Comment by galaxyLogic
6 days ago
That is a great insight, AI code is like legacy code, which is "legacy" because it was written long time ago and hasn't been worked on by anybody, so nobody knows and it is hard to learn how the code does its thing.
But so why couldn't AI-generated code be maintained by AI? Why couldn't AI in general be used to fix and evolve legacy code?
My two insights are:
Legacy code is difficult to work with because the reasons "why" something has to be some way are missing. The "whys" can change over time, be interwoven with business requirements not in the codebase, and compound/nest with other whys that have come and gone. Often only humans in the business know, and you have to figure out who and what to ask.
Second insight is that LLMs have so far been very bad at holding on to the thread of winding, changing requirements, which is something it would have to be good at in order to revisit old codebases. Even one it wrote itself. It would need some kind of historical changes to business requirements database, which I have never seen a business keep, it'sjust the collective human knowledge of the business.
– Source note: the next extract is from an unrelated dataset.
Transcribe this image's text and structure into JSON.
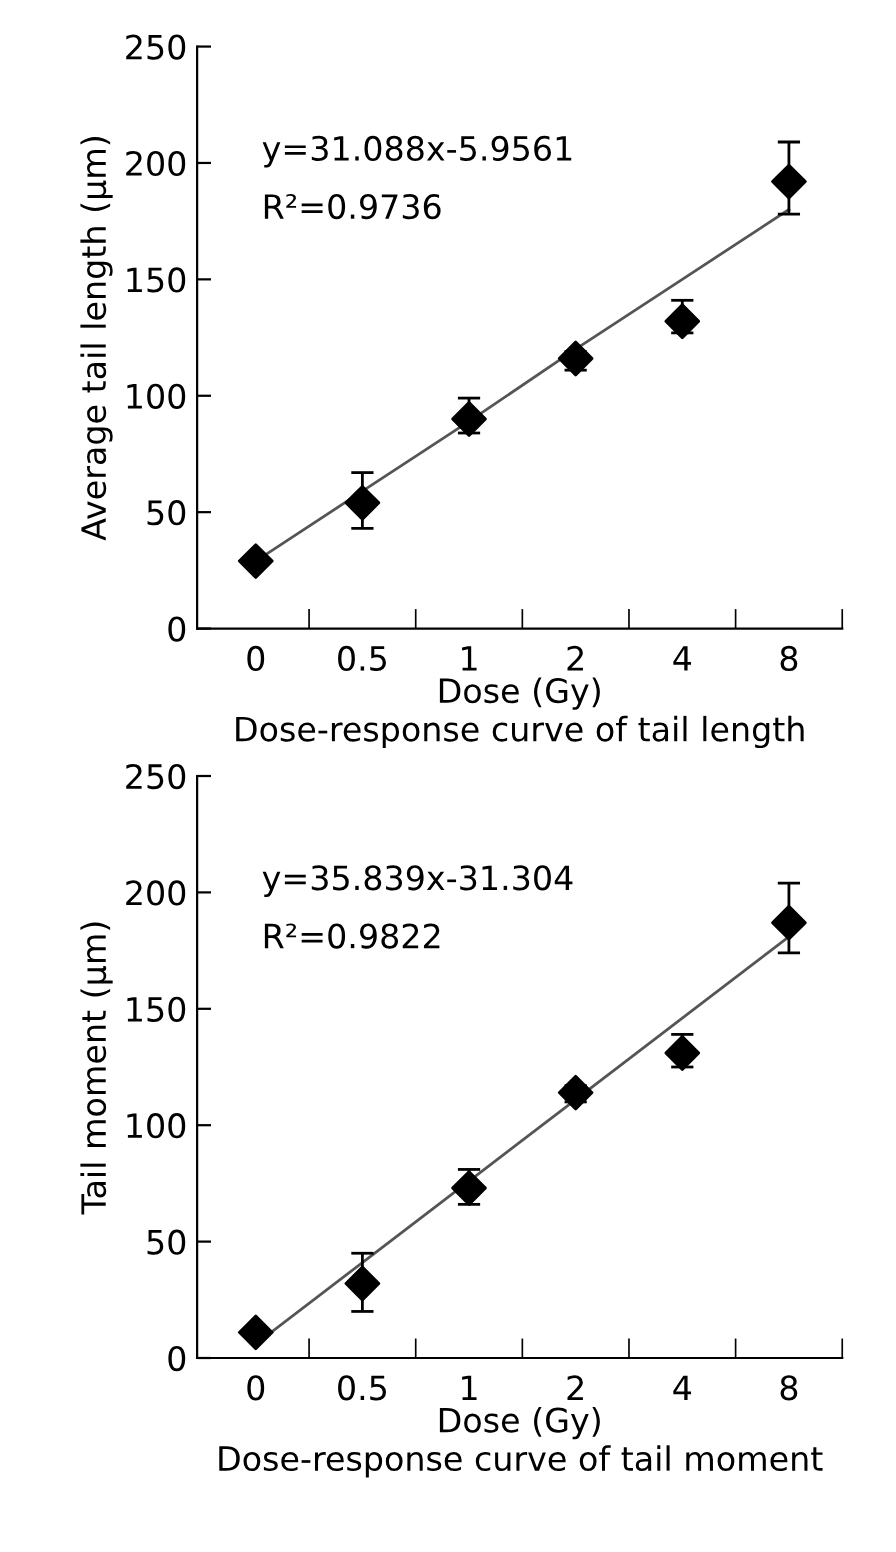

Otherwise it'll make changes without accounting for historic requirements as well as your new ones.
I think there are probably some workarounds, like getting it to write lengthy documentation to refer to. Long term perhaps it just gets smart enough. Legacy codebases are something I specialise in working with somewhat, I spent a long time consulting so I was often parachuting into unfamiliar codebases and trying to quickly understand years to a decade or more, of evolving requirements in a business/codebase. I have a lot more to say on the topic but those are two of my insights.
Good point. Whys are lost because whys are often never written down. World around us always changes, so the whys change too.
This may have something to so with the AI "frame-problem".We can't document all "whys" in the current "frame" because they depend on other "frames" like the current legislation. We don't write down "this will work because ..." . We just assume it, and asume many other causally related things.
In other wrods it would very hard or impossible to document "what must not change" for our system to continue to be useful. For instance Sun must still exist and air must be breathable for this system to be useful.
That’s already addressed in the article; it’s like paying off credit card debt with another credit card.
I guess it all depends on your end goal. If you intend to make your vibe coded app into a profitable, maintainable product with any sort of reliability guarantees you better understand its failure modes and how to fix things when they break. It’s really hard to create recovery procedures for a black box.